Self-Teaching Capability: The framework can function entirely via self-teaching (the student acts as its own teacher). This achieves ~73% of the full performance gain without needing a superior, more expensive teacher model, making it practical for enterprise deployment.
Auditable & Version-Controlled Artifacts: Unlike fine-tuned weights, the output is a library of human-readable Markdown files compatible with the Agent Skills open standard. These can be reviewed by domain experts, version-controlled, and regenerated for new model releases.
Cost Efficiency: The distillation pipeline costs approximately $13 and 6 hours of wall-clock time per configuration, offering a highly scalable alternative to fine-tuning.

4. Experimental Results

Evaluated on the FAMMA benchmark (1,945 financial questions across 8 subfields):

Performance Gains:
- Arithmetic Reasoning: ASDA achieved a +17.33 percentage point (pp) improvement over the baseline (Haiku 3.5), significantly outperforming GEPA (+1.33 pp) and ACE (+3.30 pp).
- Non-Arithmetic Reasoning: Achieved a +5.95 pp improvement.
- Iterative Refinement: Gains increased from the Warm-Up stage (+8.67 pp) to Epoch 2 (+17.33 pp), with diminishing returns or overfitting observed after Epoch 3.
Self-Teaching Ablation: Using the student model as its own teacher yielded +6.33 pp (73% of the full gain), proving the value lies in the structure of the distillation process rather than the teacher's superior knowledge.
Cross-Model Transfer: Skills distilled from Haiku 3.5 failed when applied to the stronger Haiku 4.5 (resulting in a -2.33 pp regression). This confirms that skills are model-specific artifacts of a model's failure distribution and must be regenerated for each deployed model.
Question Type: Skills were most effective on multiple-choice questions (constrained answer space) compared to open-ended generation.
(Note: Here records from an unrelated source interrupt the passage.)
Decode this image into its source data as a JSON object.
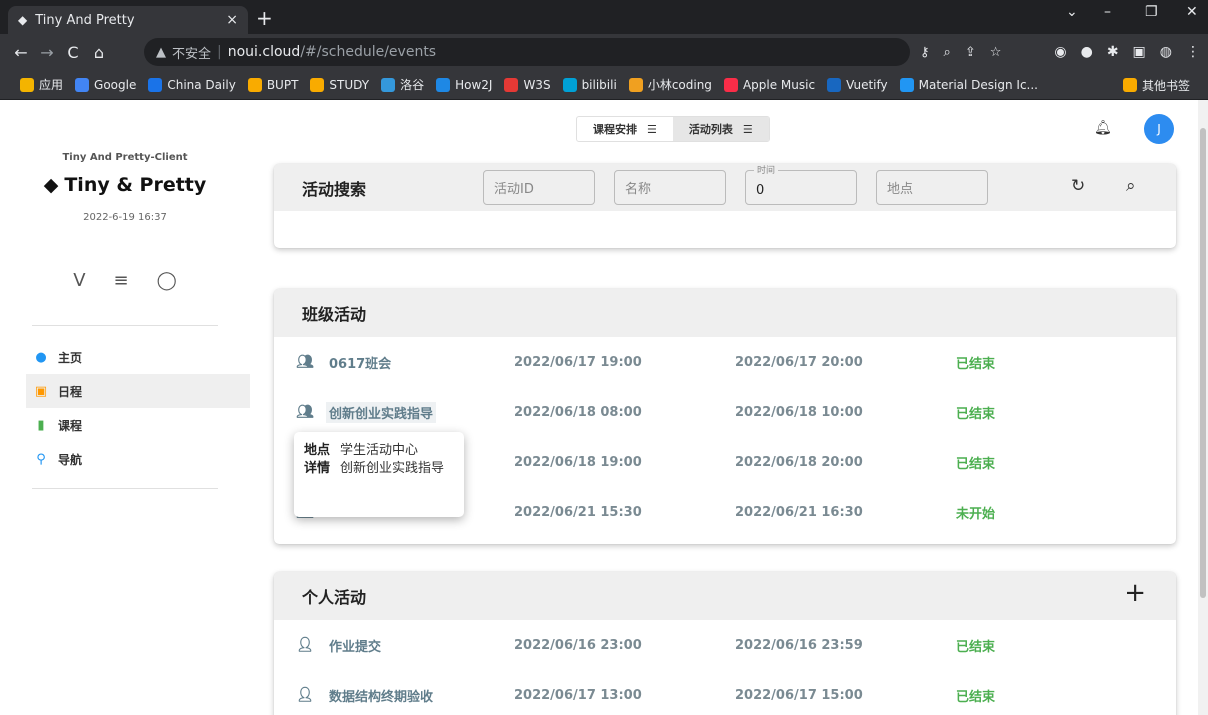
{
  "browser": {
    "tab_title": "Tiny And Pretty",
    "tab_close": "×",
    "new_tab": "+",
    "url_warning": "▲",
    "url_insecure": "不安全",
    "url_host": "noui.cloud",
    "url_path": "/#/schedule/events",
    "bookmarks": [
      {
        "label": "应用",
        "icon": "apps-icon",
        "color": "#f4b400"
      },
      {
        "label": "Google",
        "icon": "google-icon",
        "color": "#4285f4"
      },
      {
        "label": "China Daily",
        "icon": "chinadaily-icon",
        "color": "#1a73e8"
      },
      {
        "label": "BUPT",
        "icon": "folder-icon",
        "color": "#f9ab00"
      },
      {
        "label": "STUDY",
        "icon": "folder-icon",
        "color": "#f9ab00"
      },
      {
        "label": "洛谷",
        "icon": "luogu-icon",
        "color": "#3498db"
      },
      {
        "label": "How2J",
        "icon": "how2j-icon",
        "color": "#1e88e5"
      },
      {
        "label": "W3S",
        "icon": "w3s-icon",
        "color": "#e53935"
      },
      {
        "label": "bilibili",
        "icon": "bilibili-icon",
        "color": "#00a1d6"
      },
      {
        "label": "小林coding",
        "icon": "xiaolin-icon",
        "color": "#f0a020"
      },
      {
        "label": "Apple Music",
        "icon": "apple-music-icon",
        "color": "#fa2d48"
      },
      {
        "label": "Vuetify",
        "icon": "vuetify-icon",
        "color": "#1867c0"
      },
      {
        "label": "Material Design Ic...",
        "icon": "mdi-icon",
        "color": "#2196f3"
      }
    ],
    "other_bookmarks": "其他书签"
  },
  "sidebar": {
    "client_name": "Tiny And Pretty-Client",
    "app_title": "Tiny & Pretty",
    "date": "2022-6-19 16:37",
    "nav": [
      {
        "label": "主页",
        "icon": "account-circle-icon",
        "color": "#2196f3",
        "glyph": "●"
      },
      {
        "label": "日程",
        "icon": "calendar-icon",
        "color": "#ff9800",
        "glyph": "▣"
      },
      {
        "label": "课程",
        "icon": "book-icon",
        "color": "#4caf50",
        "glyph": "▮"
      },
      {
        "label": "导航",
        "icon": "map-marker-icon",
        "color": "#2196f3",
        "glyph": "⚲"
      }
    ]
  },
  "topbar": {
    "toggle_schedule": "课程安排",
    "toggle_events": "活动列表",
    "avatar_initial": "J"
  },
  "search": {
    "title": "活动搜索",
    "id_placeholder": "活动ID",
    "name_placeholder": "名称",
    "time_label": "时间",
    "time_value": "0",
    "place_placeholder": "地点"
  },
  "class_events": {
    "title": "班级活动",
    "rows": [
      {
        "name": "0617班会",
        "start": "2022/06/17 19:00",
        "end": "2022/06/17 20:00",
        "status": "已结束"
      },
      {
        "name": "创新创业实践指导",
        "start": "2022/06/18 08:00",
        "end": "2022/06/18 10:00",
        "status": "已结束"
      },
      {
        "name": "",
        "start": "2022/06/18 19:00",
        "end": "2022/06/18 20:00",
        "status": "已结束"
      },
      {
        "name": "",
        "start": "2022/06/21 15:30",
        "end": "2022/06/21 16:30",
        "status": "未开始"
      }
    ]
  },
  "tooltip": {
    "place_key": "地点",
    "place_value": "学生活动中心",
    "detail_key": "详情",
    "detail_value": "创新创业实践指导"
  },
  "personal_events": {
    "title": "个人活动",
    "add_label": "+",
    "rows": [
      {
        "name": "作业提交",
        "start": "2022/06/16 23:00",
        "end": "2022/06/16 23:59",
        "status": "已结束"
      },
      {
        "name": "数据结构终期验收",
        "start": "2022/06/17 13:00",
        "end": "2022/06/17 15:00",
        "status": "已结束"
      }
    ]
  }
}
5. Significance and Implications

New Paradigm for Adaptation: ASDA shifts the paradigm from "optimizing weights" or "optimizing flat prompts" to managing a dynamic, inspectable knowledge layer between the model and the application.
Regulatory Compliance: For highly regulated industries (finance, legal, healthcare), ASDA provides a path to domain adaptation where the "knowledge" (the skill files) is transparent, auditable, and can be certified by compliance teams, unlike opaque neural weights.
Operational Feasibility: The low cost and lack of weight access requirements make this solution viable for organizations relying on commercial APIs, allowing them to maintain high performance even as they upgrade their base models.
Limitations: The approach relies on the ability to cluster errors cleanly; it is less effective for highly dispersed errors (non-arithmetic tasks) and currently specific to the FAMMA dataset and Claude model family.

In conclusion, ASDA demonstrates that failure-driven distillation can externalize latent domain knowledge into explicit, executable procedures, offering a practical, cost-effective, and auditable solution for adapting LLMs to complex reasoning tasks without retraining.